In the city, the population was spread out, with 29.8% under the age of 18, 8.8% from 18 to 24, 25.7% from 25 to 44, 19.8% from 45 to 64, and 15.9% who were 65 years of age or older. The median age was 34 years. For every 100 females, there were 78.8 males. For every 100 females age 18 and over, there were 69.7 males.

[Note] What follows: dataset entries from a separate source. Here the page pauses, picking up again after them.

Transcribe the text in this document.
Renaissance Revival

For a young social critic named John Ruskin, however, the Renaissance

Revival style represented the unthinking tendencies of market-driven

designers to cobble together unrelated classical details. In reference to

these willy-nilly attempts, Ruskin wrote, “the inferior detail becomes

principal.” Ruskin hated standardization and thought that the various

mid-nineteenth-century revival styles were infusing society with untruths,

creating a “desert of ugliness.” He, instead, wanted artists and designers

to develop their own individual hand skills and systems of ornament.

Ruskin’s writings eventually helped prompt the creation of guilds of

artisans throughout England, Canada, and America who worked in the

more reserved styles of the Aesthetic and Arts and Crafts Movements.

The median income for a household in the city was $23,530, and the median income for a family was $27,611. Males had a median income of $27,857 versus $17,090 for females. The per capita income for the city was $11,584. About 26.3% of families and 29.6% of the population were below the poverty line, including 42.2% of those under age 18 and 26.7% of those age 65 or over.

==Education==
All of the city limits is served by the Aberdeen School District.

==Media==
===Radio stations===
1240 WWZQ-AM
105.3 WACR-FM

==Infrastructure==
===Highways===
- U.S. Highway 45
- Mississippi Highway 8
- Mississippi Highway 25
- Mississippi Highway 145

===Railroads===
- Burlington Northern and Santa Fe Railway
- Alabama and Gulf Coast Railway
- Kansas City Southern Railway

==Notable people==
- Joel M. Acker, member of the Mississippi State Senate and Mississippi House of Representatives
- Stephen Adams, member of United States House of Representatives and United States Senate
- Steve Baylark, running back for Sacramento Mountain Lions of United Football League
- Guy Bush ("the Mississippi Mudcat"), Major League Baseball pitcher
- Oliver Darden, basketball player for University of Michigan
- Reuben Davis, Congressman and Confederate general
- James Bell Dickson, U.S. Army Air Forces pilot
- Wilma Cozart Fine, record producer
- Jeff Fort, mobster and co-founder of the Black P. Stones
- Samuel J. Gholson, congressman, judge and general in the Confederate States Army
- Joe Green, former NFL defensive back
- Ann Gregory, golfer
- Moses Hardy, formerly oldest living American man, one of the oldest veterans of World War I
- Lock E. Houston, former member of the Mississippi House of Representatives
- Reggie Kelly, former NFL tight end
- Albert King, blues guitarist
- Fredrick McGhee, first black lawyer in Minnesota, co-founder of the Niagara Movement
- James Phelan Sr., member of the Confederate Congress from 1862 to 1864
- James Phelan Jr., member of the United States House of Representatives from 1887 to 1891
- R. O. Reynolds, member of the Mississippi State Senate
- Roscoe Simmons, orator and journalist, nephew of Booker T. Washington
- Georgia Speller, artist
- Eugene Sykes, justice of the Supreme Court of Mississippi and chairman of Federal Communications Commission
- Rozzell Sykes, artist
- Butch Thompson, college baseball head coach
- Frederick I. Thompson, commissioner of the Federal Communications Commission from 1939 to 1941
- Andre Townsend, former defensive end for the Denver Broncos
- Jim Walden, head football coach at Washington State and Iowa State University
- Channing Ward, former NFL defensive tackle
- Bukka White (Booker T. Washington White), blues musician
- Dwayne Whitfield, former National Basketball Association player
- Chris Willis, former head football coach of the University of North Alabama

==In popular culture==
The city of Aberdeen is the subject of the HGTV show Hometown Renovation, where local makeup artist and designer Billy Brasfield sets to redesign and renovate some of the city's houses and landmarks.

The city is the subject of the song "Aberdeen, Mississippi", by blues artist Bukka White, later covered by guitarist Kenny Wayne Shepherd as "Aberdeen".